And that’s pretty damn impressive for an organism without a brain. Which raises the question: Could it be that Ophiocordyceps fungi regularly invade species they aren’t capable of mind-controlling? Probably not, said de Bekker, because they didn’t evolve one of the animal kingdom’s most insanely complex acts of zombification just to be jerks to ants. They need it to survive.
Here’s Ophiocordyceps’ life cycle in full: A fungus spore lands on the cuticle of an ant, fusing to its body and building up an incredible amount pressure (equal to that in the tire of a 747 jet) to blow itself through the exoskeleton. Infiltrating the ant’s brain, it directs the host out of the colony, where workers would surely notice their comrade’s weird behavior and drag it into a graveyard well away from home base. Directing the ant up onto the underside of a leaf at a specific height and always facing a specific direction, the fungus orders the ant to bite down on the vein. At this point it kills the ant and erupts as a stalk out of the back of its head, raining spores onto its comrades below.
The fungus goes through all of this trouble to best position itself to infect more ants and further its own species. Simply killing its host, like it did to the two other ant species in de Bekker’s lab, doesn’t get it anywhere, because ants are obsessive about dragging their dead and dying into their aforementioned graveyards, where the spores have little chance of spreading.
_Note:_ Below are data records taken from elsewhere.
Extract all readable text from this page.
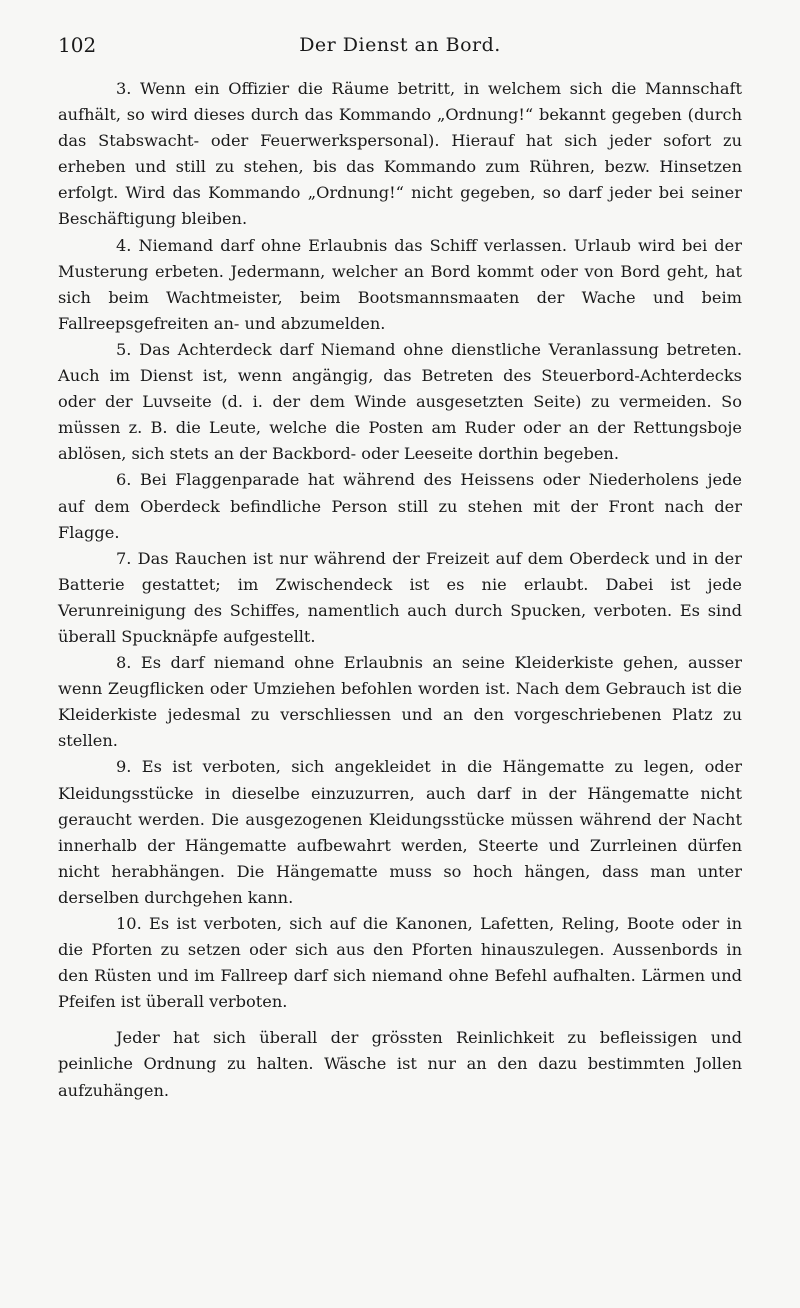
102	Der Dienst an Bord.

3. Wenn ein Offizier die Räume betritt, in welchem sich die Mannschaft aufhält, so wird dieses durch das Kommando „Ordnung!“ bekannt gegeben (durch das Stabswacht- oder Feuerwerkspersonal). Hierauf hat sich jeder sofort zu erheben und still zu stehen, bis das Kommando zum Rühren, bezw. Hinsetzen erfolgt. Wird das Kommando „Ordnung!“ nicht gegeben, so darf jeder bei seiner Beschäftigung bleiben.

4. Niemand darf ohne Erlaubnis das Schiff verlassen. Urlaub wird bei der Musterung erbeten. Jedermann, welcher an Bord kommt oder von Bord geht, hat sich beim Wachtmeister, beim Bootsmannsmaaten der Wache und beim Fallreepsgefreiten an- und abzumelden.

5. Das Achterdeck darf Niemand ohne dienstliche Veranlassung betreten. Auch im Dienst ist, wenn angängig, das Betreten des Steuerbord-Achterdecks oder der Luvseite (d. i. der dem Winde ausgesetzten Seite) zu vermeiden. So müssen z. B. die Leute, welche die Posten am Ruder oder an der Rettungsboje ablösen, sich stets an der Backbord- oder Leeseite dorthin begeben.

6. Bei Flaggenparade hat während des Heissens oder Niederholens jede auf dem Oberdeck befindliche Person still zu stehen mit der Front nach der Flagge.

7. Das Rauchen ist nur während der Freizeit auf dem Oberdeck und in der Batterie gestattet; im Zwischendeck ist es nie erlaubt. Dabei ist jede Verunreinigung des Schiffes, namentlich auch durch Spucken, verboten. Es sind überall Spucknäpfe aufgestellt.

8. Es darf niemand ohne Erlaubnis an seine Kleiderkiste gehen, ausser wenn Zeugflicken oder Umziehen befohlen worden ist. Nach dem Gebrauch ist die Kleiderkiste jedesmal zu verschliessen und an den vorgeschriebenen Platz zu stellen.

9. Es ist verboten, sich angekleidet in die Hängematte zu legen, oder Kleidungsstücke in dieselbe einzuzurren, auch darf in der Hängematte nicht geraucht werden. Die ausgezogenen Kleidungsstücke müssen während der Nacht innerhalb der Hängematte aufbewahrt werden, Steerte und Zurrleinen dürfen nicht herabhängen. Die Hängematte muss so hoch hängen, dass man unter derselben durchgehen kann.

10. Es ist verboten, sich auf die Kanonen, Lafetten, Reling, Boote oder in die Pforten zu setzen oder sich aus den Pforten hinauszulegen. Aussenbords in den Rüsten und im Fallreep darf sich niemand ohne Befehl aufhalten. Lärmen und Pfeifen ist überall verboten.

Jeder hat sich überall der grössten Reinlichkeit zu befleissigen und peinliche Ordnung zu halten. Wäsche ist nur an den dazu bestimmten Jollen aufzuhängen.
Interestingly, this North American species of Ophiocordyceps controls its victims a bit differently than its South American counterparts. “What is different about the temperate system is that these ants don't bite the leaves, they bite twigs,” said de Bekker. “Which is actually very interesting, because of course in a temperate system the trees lose their leaves over the winter, and sometimes dead ants have to overwinter into the next season for the fungus to completely grow out and make the spores and finish its life cycle.”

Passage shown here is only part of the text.